Criminal justice, crime prevention and integrity

alt text is missing

UNODC provided expert advice to support the development of conceptually new criminal legislation In the Kyrgyz Republic. The new laws, which are currently before the Parliament decriminalize and depenalize minor offences; strengthen judicial oversight over investigations through the establishment of a new institution, the judge of inquiry; move the criminal justice system from an inquisitorial to a more adversarial model, including better guarantees to ensure equality of arms; and promote the social reintegration of offenders  through the establishment of a new, socially oriented probation service to manage and oversee the application of alternatives to incarceration.

In the area of police reform, UNODC concentrated its efforts on mobilising support and building public demand for police reform by supporting civil society networks and police oversight council as well as increasing public awareness on complaints handling procedures. UNODC jointly with the Institute of Ombudsman published results of a Special Report on police labor rights and supported the development of local crime prevention plans nationwide.

UNODC expanded its human rights and gender mainstreaming work through a comprehensive training for over 215 police officers focused on gender-sensitive policing and on developing police-public partnerships at the local level. UNODC recommendations on gender policy were incorporated in the endorsed National Action Plan on implementation of UN Security Council Resolution 1325, including implementing a mentoring programme for women in law enforcement bodies and establishing a roster of police women for appointment in senior management positions. A mentoring programme has been launched in 7 priority areas of the Kyrgyz Republic to encourage young women and ethnic minorities to consider a career in the police.

UNODC's crime prevention work in the Kyrgyz Republic focused on policy development and local level assessment and strategic planning, based on inclusive consultation processes involving local self-government, local crime prevention centers, the police and civil society. New government policy on police cooperation with civil society was adopted in 2015, providing for inclusive work on crime prevention based on community participation. 2 local crime prevention plans were adopted by local authorities at the municipal and city level and supported through small-scale infrastructural projects based on cost sharing with local authorities.

UNODC provided support to opening of new police stations in Jalalabad and Batken regions that provide service to around 40,000 people. The new police stations have  better reception areas and allow police officers to receive people in well-equipped office space. The new police stations received positive feedback from the local community and are used by the Ministry of Interior at the national level as an example for its own efforts to strengthen police-public partnerships.

To further increase access to information on available complaints handling procedures, the UNODC implemented a nationwide public awareness raising campaign. This campaign included public presentations in all provinces, distribution of manuals, leaflets and posters (for placement in police stations and local crime prevention centres), and online dissemination of information.This approach was combined with thematic trainings for police officers of 14 priority areas.
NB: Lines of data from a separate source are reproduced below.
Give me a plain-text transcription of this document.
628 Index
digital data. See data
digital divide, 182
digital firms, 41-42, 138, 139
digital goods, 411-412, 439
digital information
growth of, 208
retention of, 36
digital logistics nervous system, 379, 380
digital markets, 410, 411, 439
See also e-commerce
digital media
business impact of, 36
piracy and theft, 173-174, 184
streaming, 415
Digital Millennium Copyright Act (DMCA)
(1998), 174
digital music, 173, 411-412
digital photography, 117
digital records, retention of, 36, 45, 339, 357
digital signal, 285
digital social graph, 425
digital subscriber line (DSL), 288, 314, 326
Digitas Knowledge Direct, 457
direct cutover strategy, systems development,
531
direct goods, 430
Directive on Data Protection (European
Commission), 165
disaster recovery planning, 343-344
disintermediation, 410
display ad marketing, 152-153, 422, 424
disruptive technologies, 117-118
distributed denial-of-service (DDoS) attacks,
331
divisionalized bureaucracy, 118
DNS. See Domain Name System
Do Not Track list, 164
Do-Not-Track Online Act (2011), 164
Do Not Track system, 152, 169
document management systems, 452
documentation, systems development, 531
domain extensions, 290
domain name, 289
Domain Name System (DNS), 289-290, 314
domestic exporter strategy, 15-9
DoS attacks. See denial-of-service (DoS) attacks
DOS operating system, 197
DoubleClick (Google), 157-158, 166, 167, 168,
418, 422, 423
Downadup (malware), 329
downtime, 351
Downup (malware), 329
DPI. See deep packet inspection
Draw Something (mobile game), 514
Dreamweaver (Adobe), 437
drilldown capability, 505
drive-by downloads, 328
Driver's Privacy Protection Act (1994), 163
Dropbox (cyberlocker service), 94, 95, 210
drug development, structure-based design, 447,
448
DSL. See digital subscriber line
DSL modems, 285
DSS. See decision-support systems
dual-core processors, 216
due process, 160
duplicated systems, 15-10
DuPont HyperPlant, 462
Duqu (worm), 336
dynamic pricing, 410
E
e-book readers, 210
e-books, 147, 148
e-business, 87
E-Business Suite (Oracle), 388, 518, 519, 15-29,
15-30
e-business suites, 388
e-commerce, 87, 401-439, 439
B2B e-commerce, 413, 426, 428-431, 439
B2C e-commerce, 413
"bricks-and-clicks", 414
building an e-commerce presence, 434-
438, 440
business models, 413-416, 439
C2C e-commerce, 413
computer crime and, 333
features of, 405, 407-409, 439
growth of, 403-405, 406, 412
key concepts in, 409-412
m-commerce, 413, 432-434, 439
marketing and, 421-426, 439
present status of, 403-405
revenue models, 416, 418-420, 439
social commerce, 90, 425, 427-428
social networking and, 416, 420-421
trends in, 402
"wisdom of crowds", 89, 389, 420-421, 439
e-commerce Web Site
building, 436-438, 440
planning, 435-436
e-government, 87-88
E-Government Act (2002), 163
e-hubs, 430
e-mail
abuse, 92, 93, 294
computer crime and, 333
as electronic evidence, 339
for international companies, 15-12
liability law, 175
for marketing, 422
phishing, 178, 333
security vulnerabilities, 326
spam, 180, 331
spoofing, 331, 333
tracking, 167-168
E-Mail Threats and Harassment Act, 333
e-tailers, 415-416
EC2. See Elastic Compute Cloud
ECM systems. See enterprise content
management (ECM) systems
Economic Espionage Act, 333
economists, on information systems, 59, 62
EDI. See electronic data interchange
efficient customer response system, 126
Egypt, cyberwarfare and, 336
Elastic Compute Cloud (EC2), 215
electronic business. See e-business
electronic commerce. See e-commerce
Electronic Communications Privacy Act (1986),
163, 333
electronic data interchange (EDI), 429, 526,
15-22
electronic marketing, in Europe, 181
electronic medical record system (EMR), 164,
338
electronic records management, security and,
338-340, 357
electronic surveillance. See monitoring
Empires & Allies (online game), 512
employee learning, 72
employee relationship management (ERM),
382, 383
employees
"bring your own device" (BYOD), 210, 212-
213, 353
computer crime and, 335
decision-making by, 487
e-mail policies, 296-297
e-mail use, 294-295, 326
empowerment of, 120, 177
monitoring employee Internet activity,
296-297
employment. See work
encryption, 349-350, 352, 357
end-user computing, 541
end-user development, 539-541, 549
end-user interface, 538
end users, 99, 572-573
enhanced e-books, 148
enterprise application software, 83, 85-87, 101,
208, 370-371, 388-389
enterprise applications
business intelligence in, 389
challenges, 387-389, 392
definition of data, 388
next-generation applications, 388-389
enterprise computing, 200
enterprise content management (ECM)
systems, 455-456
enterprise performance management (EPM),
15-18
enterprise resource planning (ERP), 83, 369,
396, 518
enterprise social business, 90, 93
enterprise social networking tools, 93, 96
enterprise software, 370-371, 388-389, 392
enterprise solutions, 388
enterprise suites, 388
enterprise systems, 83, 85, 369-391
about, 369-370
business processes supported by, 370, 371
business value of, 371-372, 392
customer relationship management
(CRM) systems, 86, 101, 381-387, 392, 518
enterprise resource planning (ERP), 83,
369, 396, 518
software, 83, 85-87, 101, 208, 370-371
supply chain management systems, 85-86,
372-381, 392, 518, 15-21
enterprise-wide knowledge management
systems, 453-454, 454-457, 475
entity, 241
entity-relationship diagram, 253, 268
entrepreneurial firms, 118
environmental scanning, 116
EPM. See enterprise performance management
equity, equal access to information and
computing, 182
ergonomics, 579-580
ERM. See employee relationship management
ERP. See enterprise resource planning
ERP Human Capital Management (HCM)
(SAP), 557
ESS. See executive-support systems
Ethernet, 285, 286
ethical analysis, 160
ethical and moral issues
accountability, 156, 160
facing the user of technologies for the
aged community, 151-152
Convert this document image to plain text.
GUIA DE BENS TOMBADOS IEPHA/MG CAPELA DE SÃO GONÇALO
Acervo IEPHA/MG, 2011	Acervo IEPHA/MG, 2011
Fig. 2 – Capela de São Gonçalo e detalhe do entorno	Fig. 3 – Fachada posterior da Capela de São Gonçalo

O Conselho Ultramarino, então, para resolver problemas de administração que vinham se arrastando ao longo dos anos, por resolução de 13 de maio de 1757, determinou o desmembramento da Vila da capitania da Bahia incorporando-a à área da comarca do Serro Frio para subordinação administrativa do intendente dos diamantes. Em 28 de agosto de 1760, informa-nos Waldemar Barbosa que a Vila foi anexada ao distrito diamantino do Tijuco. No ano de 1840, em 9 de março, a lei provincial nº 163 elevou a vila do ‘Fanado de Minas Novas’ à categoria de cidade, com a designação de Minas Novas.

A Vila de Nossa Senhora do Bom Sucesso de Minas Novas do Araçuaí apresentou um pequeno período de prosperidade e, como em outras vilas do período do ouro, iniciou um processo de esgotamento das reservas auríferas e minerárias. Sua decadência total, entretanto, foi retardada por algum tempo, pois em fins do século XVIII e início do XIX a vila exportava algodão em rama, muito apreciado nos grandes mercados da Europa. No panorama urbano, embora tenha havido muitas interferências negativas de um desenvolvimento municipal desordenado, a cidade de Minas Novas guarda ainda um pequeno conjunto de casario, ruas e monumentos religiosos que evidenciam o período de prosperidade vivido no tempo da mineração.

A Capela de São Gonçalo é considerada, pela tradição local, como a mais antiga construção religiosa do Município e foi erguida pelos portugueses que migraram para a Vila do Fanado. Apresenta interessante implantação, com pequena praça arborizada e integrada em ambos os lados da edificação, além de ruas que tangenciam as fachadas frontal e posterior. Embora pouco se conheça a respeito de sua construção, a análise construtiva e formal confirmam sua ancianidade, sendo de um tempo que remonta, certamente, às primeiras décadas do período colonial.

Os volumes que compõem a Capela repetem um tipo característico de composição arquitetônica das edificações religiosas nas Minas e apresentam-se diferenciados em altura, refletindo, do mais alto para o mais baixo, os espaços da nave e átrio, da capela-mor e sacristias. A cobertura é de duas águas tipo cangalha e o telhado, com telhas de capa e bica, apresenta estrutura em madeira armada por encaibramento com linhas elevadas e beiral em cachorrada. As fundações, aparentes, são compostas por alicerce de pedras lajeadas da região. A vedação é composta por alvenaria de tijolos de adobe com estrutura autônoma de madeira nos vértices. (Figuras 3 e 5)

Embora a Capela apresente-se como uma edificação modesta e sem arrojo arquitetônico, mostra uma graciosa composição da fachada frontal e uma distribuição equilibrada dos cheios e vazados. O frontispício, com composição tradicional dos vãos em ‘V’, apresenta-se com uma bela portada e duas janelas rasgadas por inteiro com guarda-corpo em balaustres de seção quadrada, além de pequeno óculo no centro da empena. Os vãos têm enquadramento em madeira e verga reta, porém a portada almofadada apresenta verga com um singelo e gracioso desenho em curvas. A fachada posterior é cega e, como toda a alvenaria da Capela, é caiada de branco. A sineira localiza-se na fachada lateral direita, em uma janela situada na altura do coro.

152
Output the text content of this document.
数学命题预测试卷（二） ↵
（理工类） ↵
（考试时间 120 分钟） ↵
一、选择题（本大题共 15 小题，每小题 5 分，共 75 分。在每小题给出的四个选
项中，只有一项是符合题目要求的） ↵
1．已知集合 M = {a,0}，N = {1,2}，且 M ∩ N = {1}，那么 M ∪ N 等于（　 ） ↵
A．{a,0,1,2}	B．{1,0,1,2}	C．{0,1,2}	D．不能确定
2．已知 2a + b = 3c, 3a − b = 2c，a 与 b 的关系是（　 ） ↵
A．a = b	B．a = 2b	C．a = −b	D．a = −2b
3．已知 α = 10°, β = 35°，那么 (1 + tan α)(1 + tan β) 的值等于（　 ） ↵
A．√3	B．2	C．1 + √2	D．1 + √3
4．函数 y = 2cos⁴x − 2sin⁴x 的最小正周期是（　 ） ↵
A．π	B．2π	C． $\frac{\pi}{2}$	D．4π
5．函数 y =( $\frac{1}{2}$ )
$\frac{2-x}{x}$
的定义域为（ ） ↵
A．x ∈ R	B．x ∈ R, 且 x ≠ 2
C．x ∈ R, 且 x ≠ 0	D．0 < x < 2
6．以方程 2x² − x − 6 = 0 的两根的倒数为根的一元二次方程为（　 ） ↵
Over 150 police officers gained knowledge on human rights and practiced their communication skills.

UNODC completed a study on compliance of drug control legislation and sentencing policies in the Kyrgyz Republic with international standards and their impact on curbing the production, trafficking, and consumption of illicit substances. Development of a national prison security framework was further supported via security and risk assessment of pilot penitentiary facilities, improvement of infrastructure and enhancement of intelligence sharing of law enforcement agencies in the area of drug control.

UNODC provided expert advice to the development of the Forensic Laboratories Accreditation Plan 2015-2020 the biggest forensic agency in the Kyrgyz Republic - State Forensics Centre under the Ministry of Justice. Implementation of this plan should strengthen both the management capacity of the national forensics service and improve the quality of expertise that directly impacts citizens' rights to high-quality expert services and timely access to justice.